I Don’t Know

13/100 #SoWillI #Inspired

My first ever article on this site was about my daughter wanting to be an electrician when she grows up. I loved that season; she used to be so many things each day. We moved from electrician, to doctor (this one only lasted for few hours) to president, to judge, to banker, to pilot and the list goes on. As expected, the nine year old grew up and many things started changing. All of a sudden she had no idea what career path interested her. I thought that the older she got the clearer her career path would be. But no. Anytime she was asked what she wanted to be when she grew up, she said ‘I don’t know’. We are better off right now, High school is putting many things into perspective. As a parent, the ‘I don’t know’ season troubled me, until…

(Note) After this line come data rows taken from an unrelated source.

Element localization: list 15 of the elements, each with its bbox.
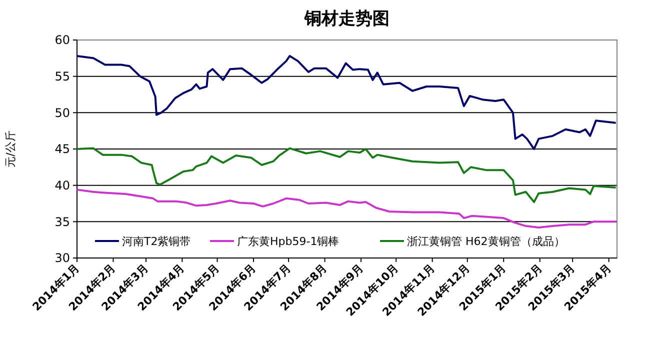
y-tick-label: 50 bbox=[54, 106, 70, 120]
y-tick-label: 60 bbox=[54, 33, 70, 48]
legend-label: 河南T2紫铜带 bbox=[122, 234, 191, 248]
y-tick-label: 35 bbox=[54, 214, 70, 229]
y-axis-title: 元/公斤 bbox=[4, 130, 17, 168]
line-series bbox=[76, 147, 617, 204]
line-series bbox=[76, 54, 617, 150]
legend-label: 浙江黄铜管 H62黄铜管（成品） bbox=[407, 234, 565, 248]
chart-title: 铜材走势图 bbox=[304, 9, 390, 29]
y-tick-label: 40 bbox=[54, 178, 70, 193]
y-tick-label: 30 bbox=[54, 251, 70, 266]
line-series bbox=[76, 188, 617, 228]
y-tick-label: 55 bbox=[54, 70, 70, 84]
y-tick-label: 45 bbox=[54, 142, 70, 156]
legend-label: 广东黄Hpb59-1铜棒 bbox=[237, 234, 340, 248]
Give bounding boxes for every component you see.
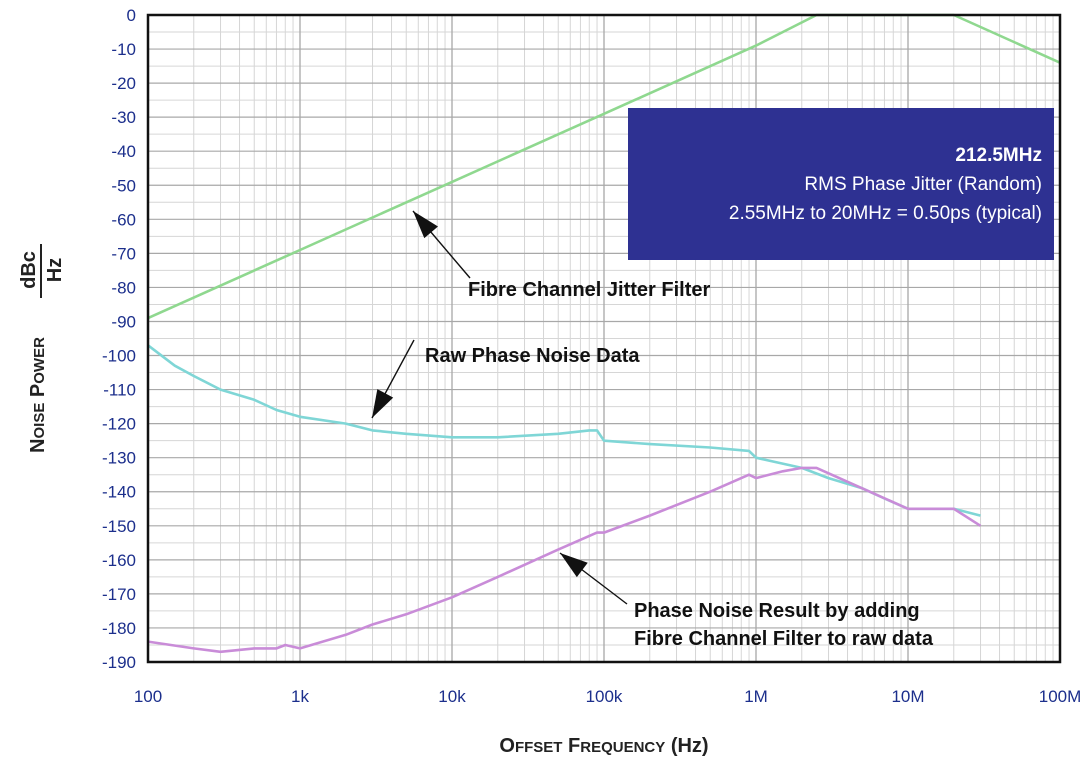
x-axis-title: OFFSET FREQUENCY (Hz) xyxy=(499,735,708,757)
x-tick-labels: 100 1k 10k 100k 1M 10M 100M xyxy=(134,687,1081,706)
y-tick-label: -100 xyxy=(102,347,136,366)
x-tick-label: 100k xyxy=(586,687,623,706)
annotation-arrows xyxy=(371,210,628,605)
y-axis-title-numerator: dBc xyxy=(18,251,40,289)
y-tick-label: -30 xyxy=(111,108,136,127)
arrow-result-head xyxy=(560,553,588,578)
x-tick-label: 100 xyxy=(134,687,162,706)
y-tick-labels: 0 -10 -20 -30 -40 -50 -60 -70 -80 -90 -100 -110 -120… xyxy=(102,6,136,672)
y-tick-label: -80 xyxy=(111,278,136,297)
y-tick-label: -70 xyxy=(111,244,136,263)
y-tick-label: -180 xyxy=(102,619,136,638)
series-line-result xyxy=(147,466,982,654)
y-tick-label: -20 xyxy=(111,74,136,93)
series-line-raw xyxy=(147,344,981,517)
y-tick-label: -60 xyxy=(111,210,136,229)
y-tick-label: 0 xyxy=(127,6,136,25)
x-tick-label: 100M xyxy=(1039,687,1082,706)
y-tick-label: -50 xyxy=(111,176,136,195)
y-tick-label: -140 xyxy=(102,483,136,502)
annotation-result-line2: Fibre Channel Filter to raw data xyxy=(634,628,934,650)
y-axis-title-prefix: NOISE POWER xyxy=(27,337,49,453)
y-tick-label: -110 xyxy=(103,381,136,400)
info-box-line1: RMS Phase Jitter (Random) xyxy=(804,174,1042,195)
annotations: Fibre Channel Jitter Filter Raw Phase No… xyxy=(371,210,934,650)
y-tick-label: -10 xyxy=(111,40,136,59)
y-tick-label: -40 xyxy=(111,142,136,161)
arrow-filter-head xyxy=(413,211,438,239)
info-box-frequency: 212.5MHz xyxy=(955,145,1042,166)
x-tick-label: 1k xyxy=(291,687,309,706)
y-tick-label: -160 xyxy=(102,551,136,570)
y-tick-label: -120 xyxy=(102,415,136,434)
y-tick-label: -190 xyxy=(102,653,136,672)
plot-frame xyxy=(146,13,1062,664)
y-tick-label: -90 xyxy=(111,312,136,331)
x-tick-label: 10k xyxy=(438,687,466,706)
info-box-background xyxy=(628,108,1054,260)
annotation-filter: Fibre Channel Jitter Filter xyxy=(468,279,710,301)
arrow-raw-head xyxy=(372,389,394,418)
y-axis-title-denominator: Hz xyxy=(44,258,66,282)
x-tick-label: 10M xyxy=(891,687,924,706)
y-axis-title: NOISE POWER dBc Hz xyxy=(18,244,66,453)
y-tick-label: -130 xyxy=(102,449,136,468)
x-tick-label: 1M xyxy=(744,687,768,706)
annotation-result-line1: Phase Noise Result by adding xyxy=(634,600,920,622)
info-box: 212.5MHz RMS Phase Jitter (Random) 2.55M… xyxy=(628,108,1054,260)
info-box-line2: 2.55MHz to 20MHz = 0.50ps (typical) xyxy=(729,203,1042,224)
annotation-raw: Raw Phase Noise Data xyxy=(425,345,640,367)
y-tick-label: -150 xyxy=(102,517,136,536)
y-tick-label: -170 xyxy=(102,585,136,604)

Until I resigned from formal employment and everyone I met started asking me what I was up to. ‘What do you do now?’ My honest answer was ‘I don’t know!’ At that time I did not know the power of ‘I am a full time wife and mother’. That season, made me feel useless and plan-less. I am a grown woman, I should have a good answer concerning what I do. I should know. But clearly, I dint know. I was seeking God’s direction, I was sorting out my options, I was finding another path. Why was I having the urge of giving comprehensive feedback concerning what I do? I avoided that question by all means until…

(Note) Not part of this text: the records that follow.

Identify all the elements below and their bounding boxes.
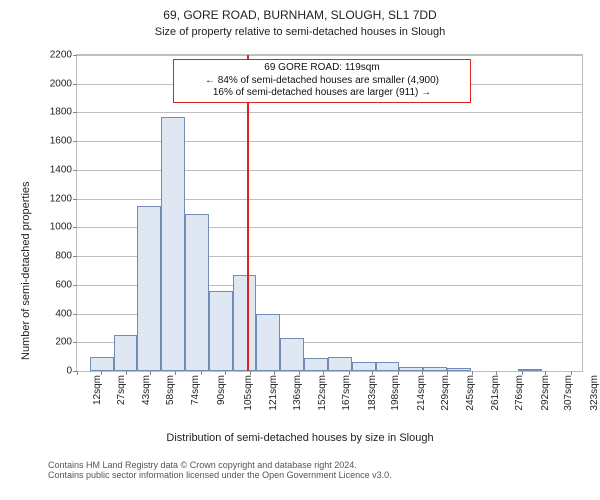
x-tick-mark <box>201 371 202 375</box>
histogram-bar <box>399 367 423 371</box>
x-tick-label: 90sqm <box>216 375 227 405</box>
histogram-bar <box>233 275 257 371</box>
annotation-line-2: ← 84% of semi-detached houses are smalle… <box>178 75 466 88</box>
x-tick-mark <box>447 371 448 375</box>
histogram-bar <box>137 206 161 371</box>
y-axis-label: Number of semi-detached properties <box>20 60 32 360</box>
x-tick-mark <box>571 371 572 375</box>
y-tick-mark <box>73 342 77 343</box>
x-tick-label: 58sqm <box>165 375 176 405</box>
grid-line <box>77 141 582 142</box>
x-tick-mark <box>372 371 373 375</box>
y-tick-mark <box>73 314 77 315</box>
x-tick-label: 245sqm <box>465 375 476 411</box>
x-tick-mark <box>299 371 300 375</box>
x-tick-label: 43sqm <box>141 375 152 405</box>
x-tick-mark <box>349 371 350 375</box>
x-tick-mark <box>175 371 176 375</box>
x-tick-label: 74sqm <box>190 375 201 405</box>
x-tick-mark <box>274 371 275 375</box>
grid-line <box>77 371 582 372</box>
x-tick-mark <box>522 371 523 375</box>
x-tick-mark <box>323 371 324 375</box>
histogram-bar <box>376 362 400 371</box>
annotation-line-3: 16% of semi-detached houses are larger (… <box>178 87 466 100</box>
x-tick-mark <box>77 371 78 375</box>
x-tick-mark <box>422 371 423 375</box>
histogram-bar <box>423 367 447 371</box>
histogram-bar <box>447 368 471 371</box>
x-tick-label: 323sqm <box>589 375 600 411</box>
x-tick-mark <box>150 371 151 375</box>
grid-line <box>77 112 582 113</box>
histogram-bar <box>185 214 209 371</box>
x-tick-mark <box>101 371 102 375</box>
x-tick-label: 152sqm <box>317 375 328 411</box>
annotation-line-1: 69 GORE ROAD: 119sqm <box>178 62 466 75</box>
y-tick-mark <box>73 199 77 200</box>
chart-title: Size of property relative to semi-detach… <box>0 26 600 38</box>
x-tick-label: 183sqm <box>366 375 377 411</box>
x-tick-label: 307sqm <box>563 375 574 411</box>
y-tick-mark <box>73 285 77 286</box>
x-tick-label: 261sqm <box>490 375 501 411</box>
y-tick-mark <box>73 170 77 171</box>
x-tick-mark <box>126 371 127 375</box>
chart-suptitle: 69, GORE ROAD, BURNHAM, SLOUGH, SL1 7DD <box>0 8 600 22</box>
histogram-bar <box>352 362 376 371</box>
y-tick-mark <box>73 256 77 257</box>
x-tick-label: 292sqm <box>539 375 550 411</box>
annotation-box: 69 GORE ROAD: 119sqm← 84% of semi-detach… <box>173 59 471 103</box>
x-tick-mark <box>250 371 251 375</box>
histogram-bar <box>328 357 352 371</box>
x-tick-label: 105sqm <box>242 375 253 411</box>
x-tick-label: 229sqm <box>439 375 450 411</box>
histogram-bar <box>304 358 328 371</box>
grid-line <box>77 199 582 200</box>
x-tick-label: 27sqm <box>116 375 127 405</box>
x-tick-label: 276sqm <box>514 375 525 411</box>
histogram-bar <box>256 314 280 371</box>
y-tick-mark <box>73 55 77 56</box>
x-tick-label: 198sqm <box>390 375 401 411</box>
plot-area: 0200400600800100012001400160018002000220… <box>76 54 583 372</box>
x-tick-label: 167sqm <box>341 375 352 411</box>
x-tick-mark <box>398 371 399 375</box>
histogram-bar <box>90 357 114 371</box>
x-tick-mark <box>472 371 473 375</box>
x-tick-mark <box>545 371 546 375</box>
x-tick-label: 136sqm <box>292 375 303 411</box>
y-tick-mark <box>73 141 77 142</box>
grid-line <box>77 170 582 171</box>
histogram-bar <box>209 291 233 371</box>
y-tick-mark <box>73 227 77 228</box>
grid-line <box>77 55 582 56</box>
histogram-bar <box>161 117 185 371</box>
x-tick-label: 121sqm <box>268 375 279 411</box>
histogram-bar <box>114 335 138 371</box>
x-tick-mark <box>496 371 497 375</box>
x-axis-label: Distribution of semi-detached houses by … <box>0 432 600 444</box>
y-tick-mark <box>73 84 77 85</box>
chart-footer: Contains HM Land Registry data © Crown c… <box>48 460 392 480</box>
y-tick-mark <box>73 112 77 113</box>
x-tick-mark <box>225 371 226 375</box>
x-tick-label: 12sqm <box>92 375 103 405</box>
histogram-bar <box>280 338 304 371</box>
x-tick-label: 214sqm <box>416 375 427 411</box>
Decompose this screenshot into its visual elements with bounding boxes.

Until God reminded me that my future is in His hands and He has a good plan for me. Jeremiah 29: 13 is so refreshing. “For I know the plans I have for you,” declares the LORD, “plans to prosper you and not to harm you, plans to give you hope and a future.” I was reminded that God was fully aware that I was at crossroads, that I was struggling to find a title to match up the ‘what do you do’ question. I was also reminded that the little I was doing was SOMETHING. The little I was doing was impactful and it had a title: Content Creator/ social media manager. Wait, I was also reminded that I don’t have to figure everything out, all I needed were baby steps towards the right direction, with my eyes on Jesus. God’s word made me realize that it is okay to say ‘I don’t know.’ Say it until…

Until God reveals it to you. Today you might not know where you are going, you may not have an answer to society’s expectations. It is okay, all you need to know is God who has a plan for your future. Don’t beat yourself up for not having a title, for not having important answers to the important questions coming your way. You will figure things out. Keep exploring your talents, your career path, your gifts your calling and passion: You will figure things out. This does not mean you sit pretty and do nothing, this means you make those baby steps, you keep seeking God and giving your best even with that little that you have. No human being has everything figured out. In many occasions, we all have the ‘I don’t know moments’ and they can be frustrating until…

Until we find confidence in knowing that God knows.

Selah

5 thoughts on “I Don’t Know

  1. Thank you so much, this is encouraging to me, I think I find myself at the crossroads every time, with many I don’t know!
    But I believe God knows!
    Ima keep exploring my talents and passion untill…

    Until God reveals His plan to me!!